1. FIVE GUIDELINES TO SHOW OUR LOVE FOR OUR BROTHERS.
i] Do nothing to make your brother fall into sin. As Paul says, “make up your mind not to put any stumbling block or obstacle in your brother’s way” (v.13). Do not deliberately set a trip wire in front of your brother. We all can blurt things out without thinking; we’re cross with ourselves for offending people. It wasn’t our intention to make them angry. Paul is speaking here of actually putting a stumbling block or obstacle in someone’s way. The intention is to bring people down. Paul is talking about an unkind and unwise Christian who is fervent in his right to eat meat tricking the weak into eating meat or breaking one of his sacred days. For example, he has asked them around on one of their special sacred days and when they get there they discover that it’s a fully fledged party with games and a soccer tournament. He has put a stumbling block in their way. Paul is also addressing the weak and urging them not to express their unhappiness with frowns and scowls at seeing a Christian eating pork. Do not put a stumbling block in front of any brother’s way. Many Christians don’t drink alcohol; they won’t play cards. Don’t trick them into doing so. “do not put any stumbling block or obstacle in your brother’s way.” Do nothing to make your brother fall into sin.
ii] Realise that “if anyone regards something as unclean, then for him it is unclean” (v.14). For you it is natural to eat and drink everything, but if you have been raised as a Mormon then tea, coffee, alcohol, Pepsi Cola or Coco Cola are all unclean. Some Christian converts from that ‘Church of the Latter Day Saints’ might have bid good-bye to the follies of Mormonism for some years but they still finding those beverages undrinkable. As is said, it is easier to come out of Mormonism than to get Mormonism out of you. If anyone regards something as unclean then for him it is unclean, and so you don’t mock him or compel him to drink it. Consider the religious scruples of others. We are fully convinced that no food is unclean in itself, but it doesn’t follow that everything is clean for everybody. Not every Christian shares the same mature convictions. Please be tender to Christians from other traditions.

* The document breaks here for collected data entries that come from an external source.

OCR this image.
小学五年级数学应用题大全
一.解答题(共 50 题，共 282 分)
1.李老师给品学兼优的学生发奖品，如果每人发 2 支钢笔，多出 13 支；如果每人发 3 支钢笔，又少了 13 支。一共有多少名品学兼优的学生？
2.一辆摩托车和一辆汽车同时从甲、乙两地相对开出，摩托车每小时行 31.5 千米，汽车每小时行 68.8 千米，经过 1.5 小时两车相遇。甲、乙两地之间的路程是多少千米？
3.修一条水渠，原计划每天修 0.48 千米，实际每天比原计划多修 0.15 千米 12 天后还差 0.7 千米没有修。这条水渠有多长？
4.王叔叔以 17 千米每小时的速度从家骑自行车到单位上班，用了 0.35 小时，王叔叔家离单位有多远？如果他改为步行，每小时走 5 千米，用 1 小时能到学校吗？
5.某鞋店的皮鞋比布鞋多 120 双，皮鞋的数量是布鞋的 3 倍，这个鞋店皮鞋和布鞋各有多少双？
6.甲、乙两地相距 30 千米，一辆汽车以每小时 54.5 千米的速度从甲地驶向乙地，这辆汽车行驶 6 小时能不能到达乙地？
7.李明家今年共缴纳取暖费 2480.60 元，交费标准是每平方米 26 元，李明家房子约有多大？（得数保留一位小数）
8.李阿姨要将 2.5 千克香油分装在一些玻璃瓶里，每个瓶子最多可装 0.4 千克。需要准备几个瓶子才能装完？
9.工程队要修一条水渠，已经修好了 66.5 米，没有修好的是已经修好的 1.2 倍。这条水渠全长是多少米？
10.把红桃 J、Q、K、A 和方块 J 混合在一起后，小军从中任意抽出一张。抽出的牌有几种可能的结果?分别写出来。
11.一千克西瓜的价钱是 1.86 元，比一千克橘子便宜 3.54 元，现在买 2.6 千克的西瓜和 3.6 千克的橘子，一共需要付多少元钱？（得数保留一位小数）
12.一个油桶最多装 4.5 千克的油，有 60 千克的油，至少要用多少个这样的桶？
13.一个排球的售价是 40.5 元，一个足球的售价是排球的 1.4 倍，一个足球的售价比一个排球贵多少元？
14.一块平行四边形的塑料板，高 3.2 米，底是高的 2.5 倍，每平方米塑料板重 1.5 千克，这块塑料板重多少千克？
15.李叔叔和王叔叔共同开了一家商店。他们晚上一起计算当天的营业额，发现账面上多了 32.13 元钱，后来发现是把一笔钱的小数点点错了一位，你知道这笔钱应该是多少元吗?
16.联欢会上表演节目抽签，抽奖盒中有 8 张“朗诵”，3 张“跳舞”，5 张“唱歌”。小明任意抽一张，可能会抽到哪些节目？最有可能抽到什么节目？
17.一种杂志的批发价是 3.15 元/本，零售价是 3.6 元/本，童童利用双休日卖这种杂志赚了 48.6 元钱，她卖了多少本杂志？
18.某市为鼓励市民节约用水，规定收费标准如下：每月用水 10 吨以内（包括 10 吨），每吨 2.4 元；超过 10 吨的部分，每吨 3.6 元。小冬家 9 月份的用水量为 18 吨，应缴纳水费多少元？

iii] Don’t bring distress into another Christian’s life (v.15). If a weak Christian falls over the stumbling block or obstacle which you have deliberately put down before him then he’ll surely be distressed. “Woe is me! I have gone against my conscience. I have done something that I shouldn’t have done. O wretched man that I am,” he will say.
iv] Don’t destroy your brother for whom Christ died v.15). The previous Sunday to hearing an elder reading this letter of Paul for the first time to the congregation a certain weak Christian in Rome was singing the hymns with assured delight; she was sitting down at the Lord’s Supper breaking bread and drinking the cup with the whole fellowship. Then you had invited her around to your place on Wednesday evening and you cajoled her into eating pork chops and quaffing a bottle of wine; “Come on! It’s great. God tells us we can eat this.” The following Sunday she can’t sing; she has lost her assurance; she won’t come to the Lord’s Supper. “I don’t know if I’m a Christian or not,” she says through her sobs. Your actions have destroyed her peace and joy and assurance. Christ died that she might have blessed life but you have killed that happiness by your folly. How little the blood of Christ means to you. Can’t you forego your meat and wine one single evening when she comes to your home? How alien to the demands of love is such an attitude.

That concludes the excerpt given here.